Brain metastases is an area of significant unmet medical need, as up to one-third of HER2-overexpressing MBC patients develop central nervous system metastases after trastuzumab treatment (Bendell et al, 2003; Clayton et al, 2004). In this study, 10 patients had brain metastases at baseline and of these 8 experienced either systemic PR or SD, indicating that lapatinib monotherapy is efficacious in HER2-positive BC patients with brain metastases, thus supporting previous reports (Lin et al, 2008).

Trastuzumab treatment is associated with cardiac dysfunction, with up to 28% of patients experiencing such events (Guarneri et al, 2006), although asymptomatic LVEF declines were more common than symptomatic heart failure (Marty et al, 2003). In this study, three patients experienced LVEF decrease (2.4%); however, with mild severity (Grade 1). These data were similar to that observed from 44 lapatinib clinical trials, in which the incidence was reported as 1.6% (60 out of 3689 lapatinib-treated patients) (Perez et al, 2008).

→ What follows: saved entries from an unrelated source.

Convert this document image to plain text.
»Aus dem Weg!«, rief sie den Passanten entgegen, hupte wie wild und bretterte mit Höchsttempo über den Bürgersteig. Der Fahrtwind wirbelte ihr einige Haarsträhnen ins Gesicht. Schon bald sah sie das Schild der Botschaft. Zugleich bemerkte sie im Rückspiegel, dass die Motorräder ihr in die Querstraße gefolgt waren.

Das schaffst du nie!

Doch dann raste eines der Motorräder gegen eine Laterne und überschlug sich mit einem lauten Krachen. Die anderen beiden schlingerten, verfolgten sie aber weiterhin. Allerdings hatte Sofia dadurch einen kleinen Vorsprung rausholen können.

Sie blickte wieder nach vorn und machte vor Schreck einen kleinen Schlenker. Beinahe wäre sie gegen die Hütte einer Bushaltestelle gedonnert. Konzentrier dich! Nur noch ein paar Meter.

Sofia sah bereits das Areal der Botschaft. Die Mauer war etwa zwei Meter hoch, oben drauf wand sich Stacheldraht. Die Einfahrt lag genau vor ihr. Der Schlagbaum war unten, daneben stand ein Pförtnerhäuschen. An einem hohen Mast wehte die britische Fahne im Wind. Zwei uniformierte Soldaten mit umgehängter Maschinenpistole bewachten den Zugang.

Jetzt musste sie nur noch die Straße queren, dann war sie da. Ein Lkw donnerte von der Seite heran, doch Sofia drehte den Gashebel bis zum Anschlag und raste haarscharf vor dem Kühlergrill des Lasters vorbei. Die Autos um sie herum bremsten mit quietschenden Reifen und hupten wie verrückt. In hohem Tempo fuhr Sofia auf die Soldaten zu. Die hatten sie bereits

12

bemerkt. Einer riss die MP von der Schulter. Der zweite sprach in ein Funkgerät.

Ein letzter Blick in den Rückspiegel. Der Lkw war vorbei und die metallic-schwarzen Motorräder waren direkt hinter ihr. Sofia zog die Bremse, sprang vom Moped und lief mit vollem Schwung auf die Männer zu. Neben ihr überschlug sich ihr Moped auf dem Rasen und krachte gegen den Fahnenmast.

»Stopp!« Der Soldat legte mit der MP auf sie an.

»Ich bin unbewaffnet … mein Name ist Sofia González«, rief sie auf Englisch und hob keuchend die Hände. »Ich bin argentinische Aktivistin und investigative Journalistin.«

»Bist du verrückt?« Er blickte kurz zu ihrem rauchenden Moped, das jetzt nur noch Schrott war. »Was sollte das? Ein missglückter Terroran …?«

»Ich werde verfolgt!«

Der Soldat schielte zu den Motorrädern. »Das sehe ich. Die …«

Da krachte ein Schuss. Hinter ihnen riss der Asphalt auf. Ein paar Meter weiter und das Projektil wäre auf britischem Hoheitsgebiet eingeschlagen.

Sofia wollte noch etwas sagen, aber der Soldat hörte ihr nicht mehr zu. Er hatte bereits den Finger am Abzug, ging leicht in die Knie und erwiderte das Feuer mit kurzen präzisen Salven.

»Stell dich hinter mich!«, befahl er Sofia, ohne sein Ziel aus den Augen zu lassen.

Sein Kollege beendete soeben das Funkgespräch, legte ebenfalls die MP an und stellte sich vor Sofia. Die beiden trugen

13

The results in Japanese patients showed that lapatinib was well tolerated and an effective treatment for HER2-positive BC (ORR=19%; CBR=25%), despite disease progression on trastuzumab-based therapy. Although low ORR (4.3; 7.7%) were observed in similar patient populations who were mostly Caucasian (Burstein et al, 2008; Blackwell et al, 2009); however, neither intrinsic nor extrinsic factors were evaluated to determine the efficacy differences. In first-line patients with trastuzumab-naïve, HER2-positive advanced or MBC, lapatinib monotherapy resulted in 24% ORR (Gomez et al, 2008). Lapatinib combination therapy has promising efficacy as treatment for HER2-positive advanced or MBC, including treatment-naïve MBC (Geyer et al, 2006; Di Leo et al, 2008; O'Shaughnessy et al, 2008; Johnston et al, 2008a, 2008b). The outcome of this study complements the efficacy reported earlier for lapatinib and confirms that lapatinib offers a beneficial therapeutic option to patients with HER2-overexpressing BC, including those with brain metastases. The efficacy for the tumours having the altered PI3K pathway may provide a novel possibility in the treatment of HER2-positive BCs.

Conflict of interest

The authors declare no conflict of interest.